This post is partly inspired by the ever increasing prescription of medications for depression and anxiety. It is also informed by clients who have been told, perhaps by friends or family, that they must be mentally unwell, given the symptoms they present with (fatigue, worry, low mood, tearfulness, etc.). This can be daunting for individuals who have perhaps watched relatives endure mental health problems, and naturally fear that they may be heading down a slippery slope.

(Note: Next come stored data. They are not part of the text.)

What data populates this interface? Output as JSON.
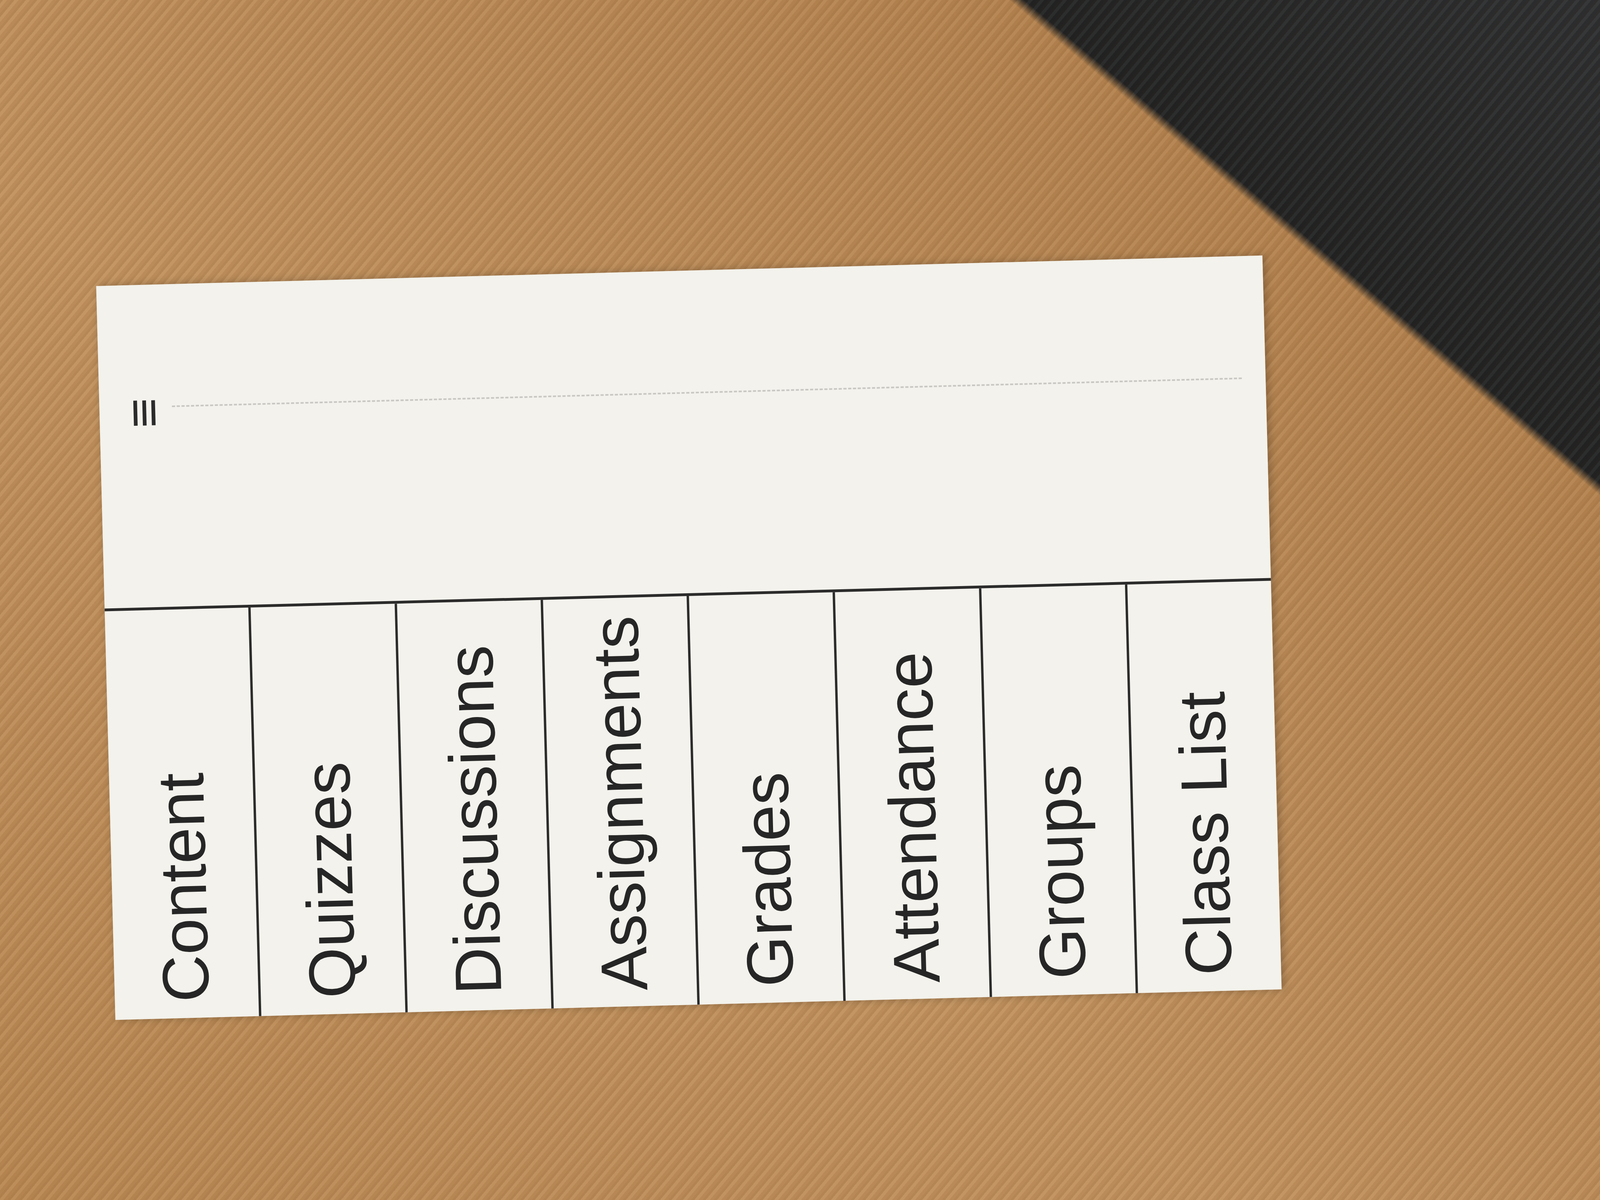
{
  "menu": {
    "icon": "≡"
  },
  "sidebar": {
    "items": [
      {
        "label": "Content"
      },
      {
        "label": "Quizzes"
      },
      {
        "label": "Discussions"
      },
      {
        "label": "Assignments"
      },
      {
        "label": "Grades"
      },
      {
        "label": "Attendance"
      },
      {
        "label": "Groups"
      },
      {
        "label": "Class List"
      }
    ]
  }
}
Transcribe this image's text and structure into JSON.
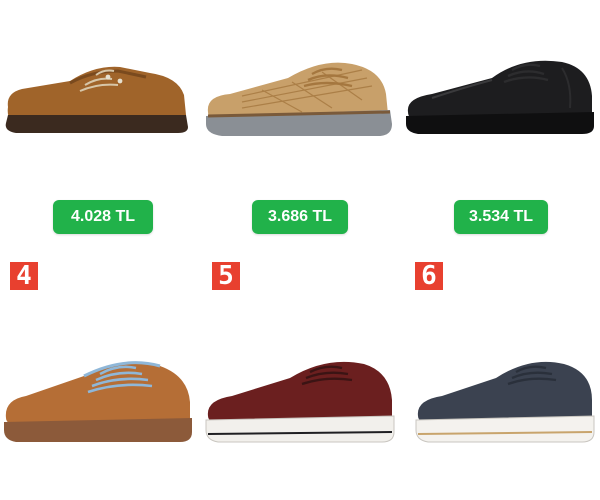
{
  "products": [
    {
      "price": "4.028 TL",
      "rank": null,
      "shoe_icon": "brown-boat-shoe-icon",
      "colors": {
        "upper": "#a0642a",
        "sole": "#3b2a1f",
        "lace": "#d7c6a8"
      }
    },
    {
      "price": "3.686 TL",
      "rank": null,
      "shoe_icon": "tan-mesh-sneaker-icon",
      "colors": {
        "upper": "#c8a06a",
        "sole": "#8a8f95",
        "lace": "#a5773f"
      }
    },
    {
      "price": "3.534 TL",
      "rank": null,
      "shoe_icon": "black-leather-sneaker-icon",
      "colors": {
        "upper": "#1d1d1f",
        "sole": "#0f0f10",
        "lace": "#2c2c2e"
      }
    },
    {
      "price": null,
      "rank": "4",
      "shoe_icon": "suede-sneaker-icon",
      "colors": {
        "upper": "#b56e36",
        "sole": "#8c5a3a",
        "lace": "#8fb7d8"
      }
    },
    {
      "price": null,
      "rank": "5",
      "shoe_icon": "burgundy-sneaker-icon",
      "colors": {
        "upper": "#6b1f1f",
        "sole": "#f2f0ec",
        "lace": "#3b1414"
      }
    },
    {
      "price": null,
      "rank": "6",
      "shoe_icon": "navy-sneaker-icon",
      "colors": {
        "upper": "#3b4250",
        "sole": "#f4f2ee",
        "lace": "#2a303b"
      }
    }
  ],
  "accent": "#21b24a",
  "rank_badge_color": "#e8402f"
}
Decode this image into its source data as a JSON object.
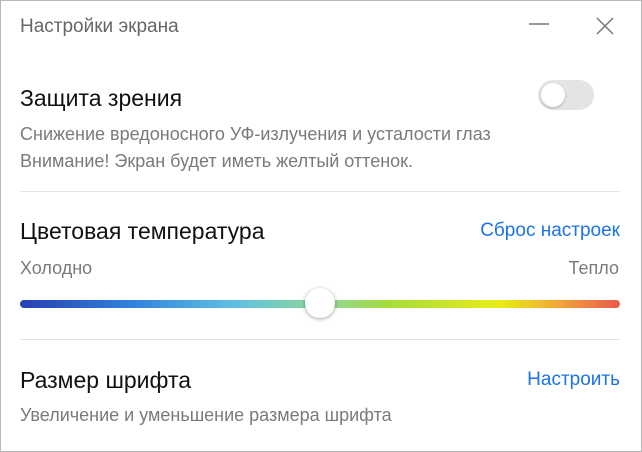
{
  "window": {
    "title": "Настройки экрана",
    "minimize_icon": "minimize-icon",
    "close_icon": "close-icon"
  },
  "eye_protection": {
    "heading": "Защита зрения",
    "enabled": false,
    "description_line1": "Снижение вредоносного УФ-излучения и усталости глаз",
    "description_line2": "Внимание! Экран будет иметь желтый оттенок."
  },
  "color_temperature": {
    "heading": "Цветовая температура",
    "reset_label": "Сброс настроек",
    "cold_label": "Холодно",
    "warm_label": "Тепло",
    "value_fraction": 0.5
  },
  "font_size": {
    "heading": "Размер шрифта",
    "configure_label": "Настроить",
    "description": "Увеличение и уменьшение размера шрифта"
  },
  "colors": {
    "link": "#1a73e8",
    "toggle_off": "#e4e4e4"
  }
}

I am not suggesting that changes in mood be dismissed; it is important to inform your GP if you are struggling with fluctuating mood that has gone on for some time with no obvious trigger. Anxiety and low mood often come to the fore when we find ourselves under pressure or faced with uncertainty. In some cases, we may be able to problem-solve issues resulting in an improvement in mood but this requires some detective work in the first instance to identify contributing factors.
Often, individuals are carrying enormous burdens that they have become accustomed to and therefore do not make the link between their responsibilities to others and their deteriorating mood. Exhaustion can have a profound effect on physical and emotional well-being and does not necessarily suggest an underlying mental health problem. In some cases medication can ease periods of extreme anxiety and low motivation but solving the cause of this exhaustion is the only real path to recovery.
I would advise people struggling with low mood to ask themselves if they are stretching themselves too thin, giving to the detriment of receiving, and asking of themselves what they would not ask of others. It can be tough to challenge our norms, especially if we have become accustomed to being the ‘strong’ one who never says no for fear of letting others down. However, the results could be surprising. When we reduce our desire to take on the world we may come to find that others have been dis-empowered by our input and can now start to develop their own coping mechanisms, freeing up more time to look after yourself.
Why is it that when we feel down we often take that one step further and blame ourselves for feeling like this in the first place? We know that this additional self-punishment doesn’t do anything to make us feel better, but it seems to be something innate to human beings. You certainly don’t see cats berating themselves!
So why the need to self-chastise? I fear there are many factors involved, some of which lie below;
- Unrelenting standards – where empathy for others does not extend to ourselves. It’s OK for others to fail from time to time, but it is not acceptable for this to happen to me.
- Comments from family and friends – if only the words ‘pull yourself together’ helped!
- Social and cultural factors – pressures to appear happy and content seem to be everywhere don’t they…
- Unhelpful comparisons to others – why should I feel so hard done by when there are people starving in the world?
- Personality factors – I should be able to manage without the help of others, I must be the best I can be…
There are no doubt countless other deeply ingrained human traits that lead us to ruminate and self-loathe but all seem pretty unhelpful from where I am sitting.
So how about we give ourselves a break. We all need time to feel sorry for ourselves and although we may not be good at it, there are ways treat ourselves with a little more kindness.
- Ask yourself; would I be so hard on a friend if they were standing in my shoes? No? Well why the double standard?
- If others close by don’t understand, could you reach out to someone who will? Often speaking to a stranger can be helpful. This might be a therapist / counselor or a Samaritan (tel. 08457 90 90 90). There is support available and it is surprising how much of a relief it can be to get things off your chest without judgment.
- Cut out the shoulds and musts. Not only are they unhelpful, but they are unrealistic. We don’t live in a perfect world so why expect perfection from yourself?
- Stop comparing yourself to others. It is not what happens to us in life that defines our happiness but the beliefs we have about these events. Some of the happiest people in the world do not strive for 10 out of 10. 8 or 9 is fine for them and good enough is good enough.